Even if the employee receives proper benefits from those extra working hours (in Argentina, extra hours should be paid double what a regular hour costs), how is his point invalid? He's arguing that your life is worth much more than that. Near the end, he mentions people in China who have no option to refuse working extra hours, and yet that's wrong. It's wrong because those people SHOULD have an option to say no to being f over each day by their employers. Their lives are worth much more than those iPhones.
Of course, if you need to put food on your family's table and there's no other job on sight.. well, you'll do it no matter what. But it's not what we should strive for.
Average 'fringe' in China, defined as social insurance paid to government, state pension, etc, averages 40% of salary for most employers like factories and BPOs.

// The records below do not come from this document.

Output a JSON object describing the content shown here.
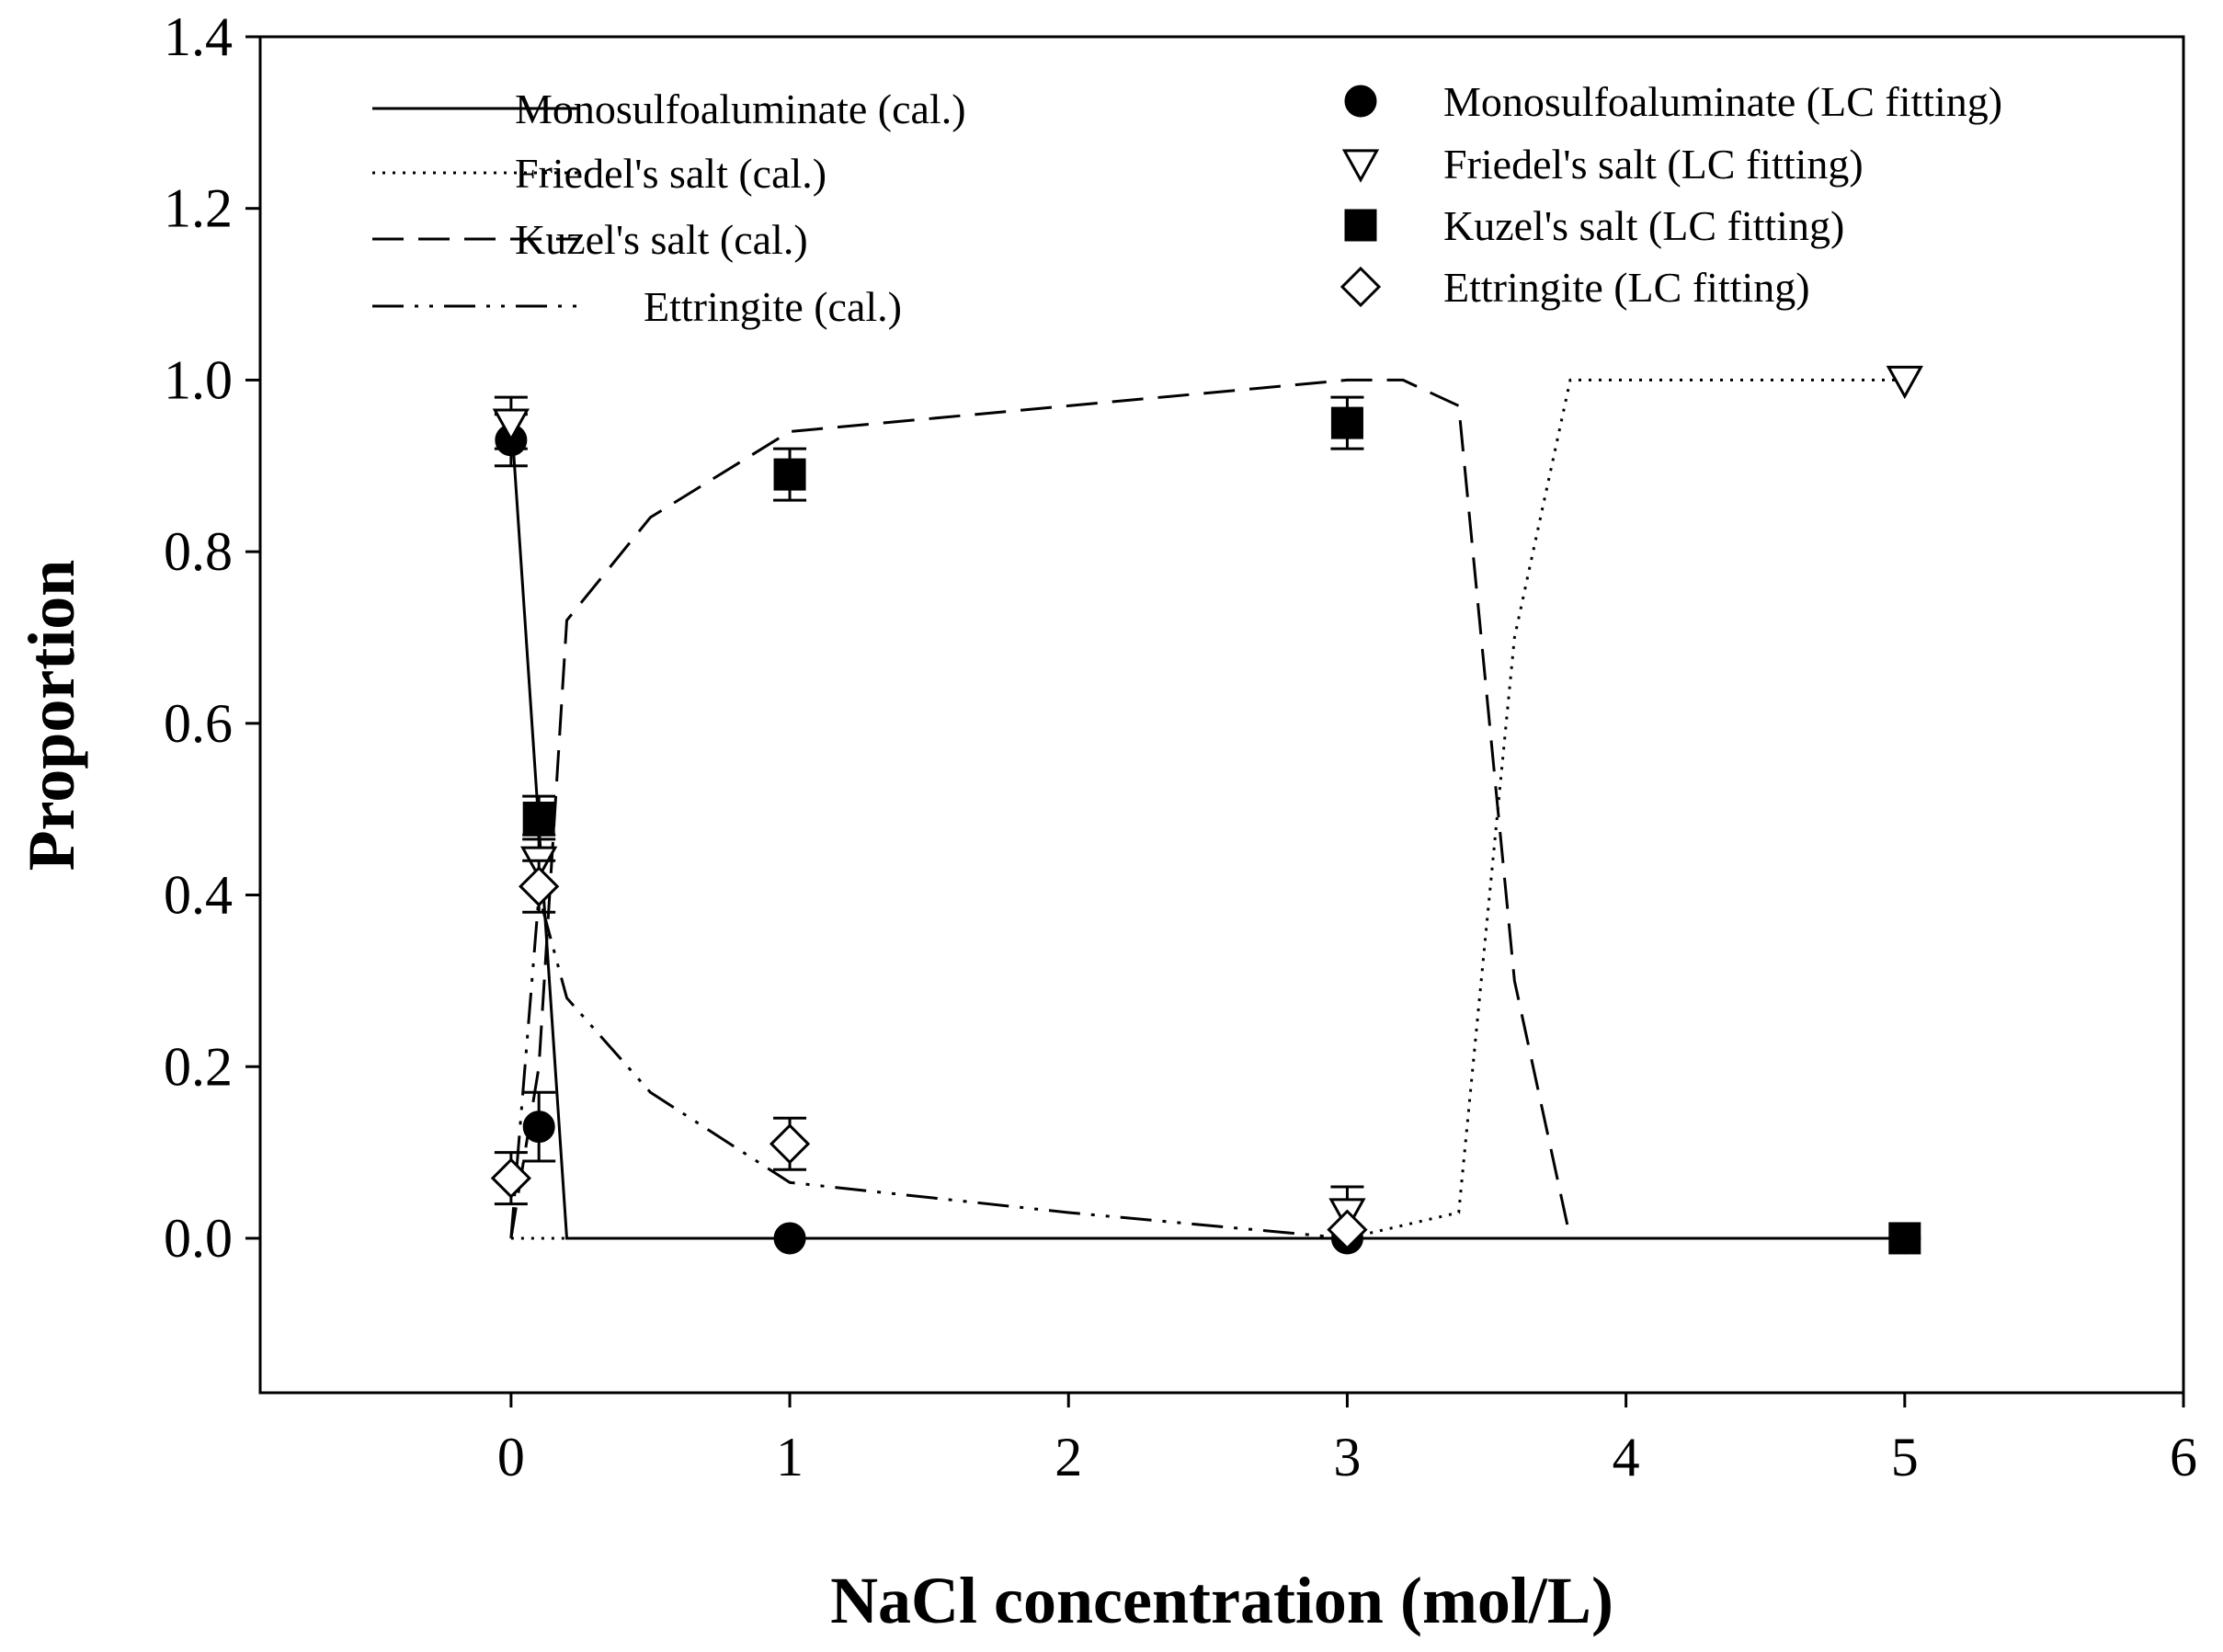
{
  "chart_data": {
    "type": "line",
    "title": "",
    "xlabel": "NaCl concentration (mol/L)",
    "ylabel": "Proportion",
    "xlim": [
      -0.9,
      6
    ],
    "ylim": [
      -0.18,
      1.4
    ],
    "xticks": [
      0,
      1,
      2,
      3,
      4,
      5,
      6
    ],
    "yticks": [
      0.0,
      0.2,
      0.4,
      0.6,
      0.8,
      1.0,
      1.2,
      1.4
    ],
    "xtick_labels": [
      "0",
      "1",
      "2",
      "3",
      "4",
      "5",
      "6"
    ],
    "ytick_labels": [
      "0.0",
      "0.2",
      "0.4",
      "0.6",
      "0.8",
      "1.0",
      "1.2",
      "1.4"
    ],
    "grid": false,
    "legend_placement": "top",
    "lines": [
      {
        "name": "Monosulfoaluminate (cal.)",
        "style": "solid",
        "x": [
          0,
          0.2,
          5
        ],
        "y": [
          0.96,
          0.0,
          0.0
        ]
      },
      {
        "name": "Friedel's salt (cal.)",
        "style": "dotted",
        "x": [
          0,
          0.1,
          3.0,
          3.4,
          3.6,
          3.8,
          5
        ],
        "y": [
          0.0,
          0.0,
          0.0,
          0.03,
          0.7,
          1.0,
          1.0
        ]
      },
      {
        "name": "Kuzel's salt (cal.)",
        "style": "dashed",
        "x": [
          0,
          0.1,
          0.2,
          0.5,
          1.0,
          3.0,
          3.2,
          3.4,
          3.6,
          3.8,
          5
        ],
        "y": [
          0.0,
          0.2,
          0.72,
          0.84,
          0.94,
          1.0,
          1.0,
          0.97,
          0.3,
          0.0,
          0.0
        ]
      },
      {
        "name": "Ettringite (cal.)",
        "style": "dashdotdot",
        "x": [
          0,
          0.1,
          0.2,
          0.5,
          1.0,
          2.0,
          3.0,
          3.2
        ],
        "y": [
          0.0,
          0.4,
          0.28,
          0.17,
          0.065,
          0.03,
          0.0,
          0.0
        ]
      }
    ],
    "points": [
      {
        "name": "Monosulfoaluminate (LC fitting)",
        "marker": "circle-filled",
        "x": [
          0,
          0.1,
          1,
          3,
          5
        ],
        "y": [
          0.93,
          0.13,
          0.0,
          0.0,
          0.0
        ],
        "err": [
          0.03,
          0.04,
          0,
          0,
          0
        ]
      },
      {
        "name": "Friedel's salt (LC fitting)",
        "marker": "triangle-down-open",
        "x": [
          0,
          0.1,
          3,
          5
        ],
        "y": [
          0.95,
          0.44,
          0.03,
          1.0
        ],
        "err": [
          0.03,
          0.03,
          0.03,
          0
        ]
      },
      {
        "name": "Kuzel's salt (LC fitting)",
        "marker": "square-filled",
        "x": [
          0.1,
          1,
          3,
          5
        ],
        "y": [
          0.49,
          0.89,
          0.95,
          0.0
        ],
        "err": [
          0.025,
          0.03,
          0.03,
          0
        ]
      },
      {
        "name": "Ettringite (LC fitting)",
        "marker": "diamond-open",
        "x": [
          0,
          0.1,
          1,
          3
        ],
        "y": [
          0.07,
          0.41,
          0.11,
          0.01
        ],
        "err": [
          0.03,
          0.03,
          0.03,
          0
        ]
      }
    ]
  }
}
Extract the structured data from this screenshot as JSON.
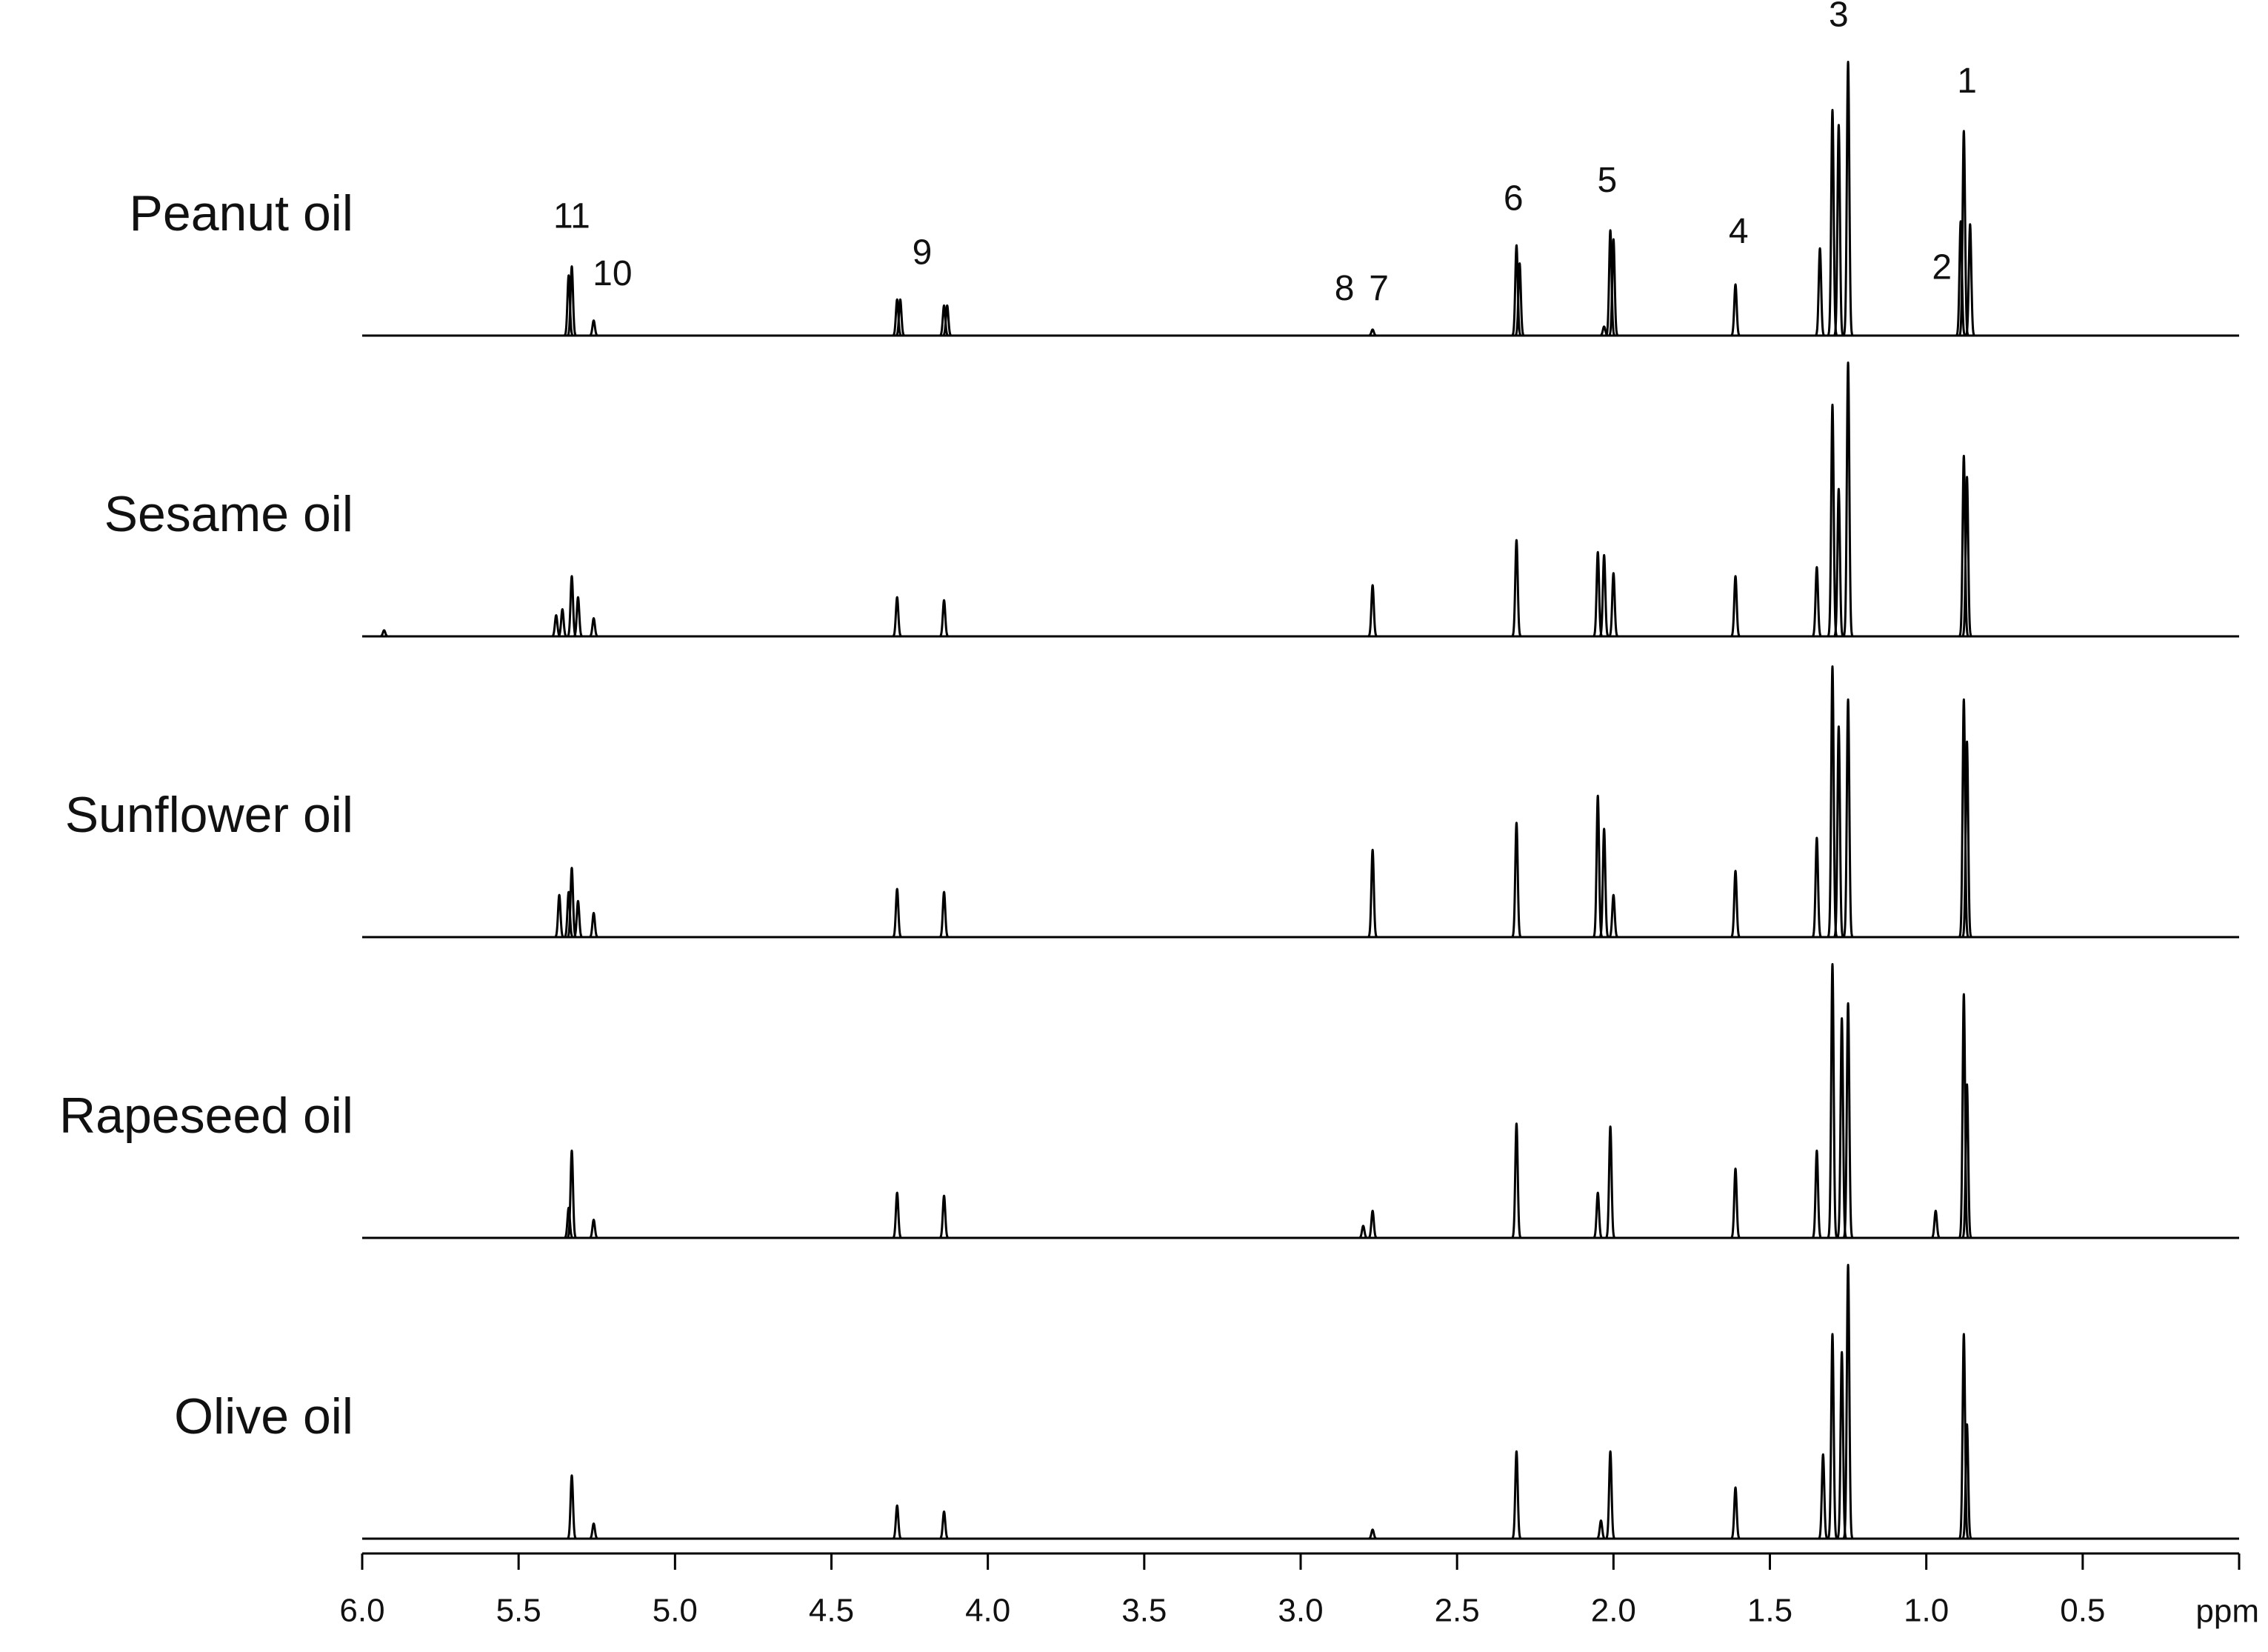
{
  "chart_data": {
    "type": "spectrum",
    "xlabel": "ppm",
    "xlim": [
      6,
      0
    ],
    "xticks": [
      {
        "value": 6,
        "label": "6.0"
      },
      5.5,
      {
        "value": 5,
        "label": "5.0"
      },
      4.5,
      {
        "value": 4,
        "label": "4.0"
      },
      3.5,
      {
        "value": 3,
        "label": "3.0"
      },
      2.5,
      {
        "value": 2,
        "label": "2.0"
      },
      1.5,
      {
        "value": 1,
        "label": "1.0"
      },
      0.5
    ],
    "ylim": [
      0,
      100
    ],
    "color": "#000000",
    "series": [
      {
        "name": "Peanut oil",
        "x": [
          5.34,
          5.33,
          5.26,
          4.29,
          4.28,
          4.14,
          4.13,
          2.77,
          2.31,
          2.3,
          2.03,
          2.01,
          2.0,
          1.61,
          1.34,
          1.3,
          1.28,
          1.25,
          0.89,
          0.88,
          0.86
        ],
        "values": [
          20,
          23,
          5,
          12,
          12,
          10,
          10,
          2,
          30,
          24,
          3,
          35,
          32,
          17,
          29,
          75,
          70,
          91,
          38,
          68,
          37
        ],
        "annotations": [
          {
            "text": "11",
            "x": 5.33,
            "y": 33
          },
          {
            "text": "10",
            "x": 5.2,
            "y": 14
          },
          {
            "text": "9",
            "x": 4.21,
            "y": 21
          },
          {
            "text": "8",
            "x": 2.86,
            "y": 9
          },
          {
            "text": "7",
            "x": 2.75,
            "y": 9
          },
          {
            "text": "6",
            "x": 2.32,
            "y": 39
          },
          {
            "text": "5",
            "x": 2.02,
            "y": 45
          },
          {
            "text": "4",
            "x": 1.6,
            "y": 28
          },
          {
            "text": "3",
            "x": 1.28,
            "y": 100
          },
          {
            "text": "2",
            "x": 0.95,
            "y": 16
          },
          {
            "text": "1",
            "x": 0.87,
            "y": 78
          }
        ]
      },
      {
        "name": "Sesame oil",
        "x": [
          5.93,
          5.38,
          5.36,
          5.33,
          5.31,
          5.26,
          4.29,
          4.14,
          2.77,
          2.31,
          2.05,
          2.03,
          2.0,
          1.61,
          1.35,
          1.3,
          1.28,
          1.25,
          0.88,
          0.87
        ],
        "values": [
          2,
          7,
          9,
          20,
          13,
          6,
          13,
          12,
          17,
          32,
          28,
          27,
          21,
          20,
          23,
          77,
          49,
          91,
          60,
          53
        ]
      },
      {
        "name": "Sunflower oil",
        "x": [
          5.37,
          5.34,
          5.33,
          5.31,
          5.26,
          4.29,
          4.14,
          2.77,
          2.31,
          2.05,
          2.03,
          2.0,
          1.61,
          1.35,
          1.3,
          1.28,
          1.25,
          0.88,
          0.87
        ],
        "values": [
          14,
          15,
          23,
          12,
          8,
          16,
          15,
          29,
          38,
          47,
          36,
          14,
          22,
          33,
          90,
          70,
          79,
          79,
          65
        ]
      },
      {
        "name": "Rapeseed oil",
        "x": [
          5.34,
          5.33,
          5.26,
          4.29,
          4.14,
          2.8,
          2.77,
          2.31,
          2.05,
          2.01,
          1.61,
          1.35,
          1.3,
          1.27,
          1.25,
          0.97,
          0.88,
          0.87
        ],
        "values": [
          10,
          29,
          6,
          15,
          14,
          4,
          9,
          38,
          15,
          37,
          23,
          29,
          91,
          73,
          78,
          9,
          81,
          51
        ]
      },
      {
        "name": "Olive oil",
        "x": [
          5.33,
          5.26,
          4.29,
          4.14,
          2.77,
          2.31,
          2.04,
          2.01,
          1.61,
          1.33,
          1.3,
          1.27,
          1.25,
          0.88,
          0.87
        ],
        "values": [
          21,
          5,
          11,
          9,
          3,
          29,
          6,
          29,
          17,
          28,
          68,
          62,
          91,
          68,
          38
        ]
      }
    ]
  }
}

Total cost of employment per employee in China is more expensive than most of Asia.
Overtime of more than 36 hours per month for each employee is illegal in China, and the court always sides with the employee even on the scrappiest amount of evidence.
China makes up for this with awesome infrastructure reducing logistics costs a lot. Wage costs are only around 15% of total cost of production for a factory like Foxconn.
Some factories do not provide great conditions, but these are mainly small factories with no gloves when handling pollutants, etc. When I mention small factories, I mean a warehouse with wooden tables, anything with plant and scale is monitored closely. Monitored by the public with mobile phone cameras as much as by officials. There is a strong public backlash movement on the Chinese language internet and it is effective.
On glass vs. plastic... China can be incredibly agile especially when dealing with partners that are privately owned properly licensed companies which lack global levels of bureaucracy. Today, in my global multinational, I was requested for 3 directors' 'approvals' for the acquisition of 3 new IP phone sets, while another request which goes through another route which, for 50 desktop units and 100 screens, did not require any 'approval'. Do not discount baggage slowing things down.
So if you're valuable to the company enough that seeking a replacement costs a lot more, then the employer will probably accept that overtime is not an option and if not then you've got options to consider.
Employees should really learn to use capitalism to their advantage.